Nadia s’est inventé une vie calquée sur celle d’Eléonore, sans jamais l’avoir vécue. Il a suffit d’un doute, une simple question sur Facebook pour que l’imposture se révèle et que son personnage vole en éclats.

Oh, elle a bien essayé de se rattraper mais les réputations se défont beaucoup plus vite qu’elles ne se font sur les réseaux. Un message, puis 2 puis 10 la sommant de se justifier, d’expliquer comment elle avait pu essayer de voler la vie d’une autre sans vergogne.

Elle devient folle, folle de rage. Comment pouvaient-ils penser une minute qu’elle s’était inventé une vie ? C’était Eléonore l’usurpatrice, pas elle !

Elle les détestait tous, bande d’imposteurs. Elle était trop en avance sur son temps, ils ne la méritaient pas.

Elle ferma son blog, ses comptes. En quelques heures, Nadia disparut corps et âme.
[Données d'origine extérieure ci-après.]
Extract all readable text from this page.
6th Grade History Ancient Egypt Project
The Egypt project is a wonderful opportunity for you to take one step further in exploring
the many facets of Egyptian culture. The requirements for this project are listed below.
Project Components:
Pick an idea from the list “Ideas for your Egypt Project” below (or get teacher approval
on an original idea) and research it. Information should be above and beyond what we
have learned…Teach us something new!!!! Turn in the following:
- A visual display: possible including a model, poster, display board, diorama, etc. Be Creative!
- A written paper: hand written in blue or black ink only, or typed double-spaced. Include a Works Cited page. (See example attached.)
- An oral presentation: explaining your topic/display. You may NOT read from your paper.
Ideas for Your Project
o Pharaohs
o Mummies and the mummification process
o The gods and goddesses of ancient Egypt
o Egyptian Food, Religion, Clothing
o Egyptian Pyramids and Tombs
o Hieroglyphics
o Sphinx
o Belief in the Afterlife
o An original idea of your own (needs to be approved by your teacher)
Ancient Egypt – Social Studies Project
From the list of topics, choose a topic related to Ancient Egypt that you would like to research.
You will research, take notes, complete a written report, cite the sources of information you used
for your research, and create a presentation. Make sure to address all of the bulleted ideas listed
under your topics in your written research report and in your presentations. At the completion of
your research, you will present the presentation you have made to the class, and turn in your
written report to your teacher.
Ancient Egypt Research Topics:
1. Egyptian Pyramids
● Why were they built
Valérie était de retour. Et, avec elle, sa vie si terne, si triste.

Billet écrit dans le cadre du Festival « A la croisée des blogs », organisé par le site Développement personnel. Le thème proposé par Théo Duverger du blog « Acteur de sa vie » était : « La relation à l’autre : besoin ou envie ? ». Je vous invite à retrouver l’article de présentation de Théo sur son blog.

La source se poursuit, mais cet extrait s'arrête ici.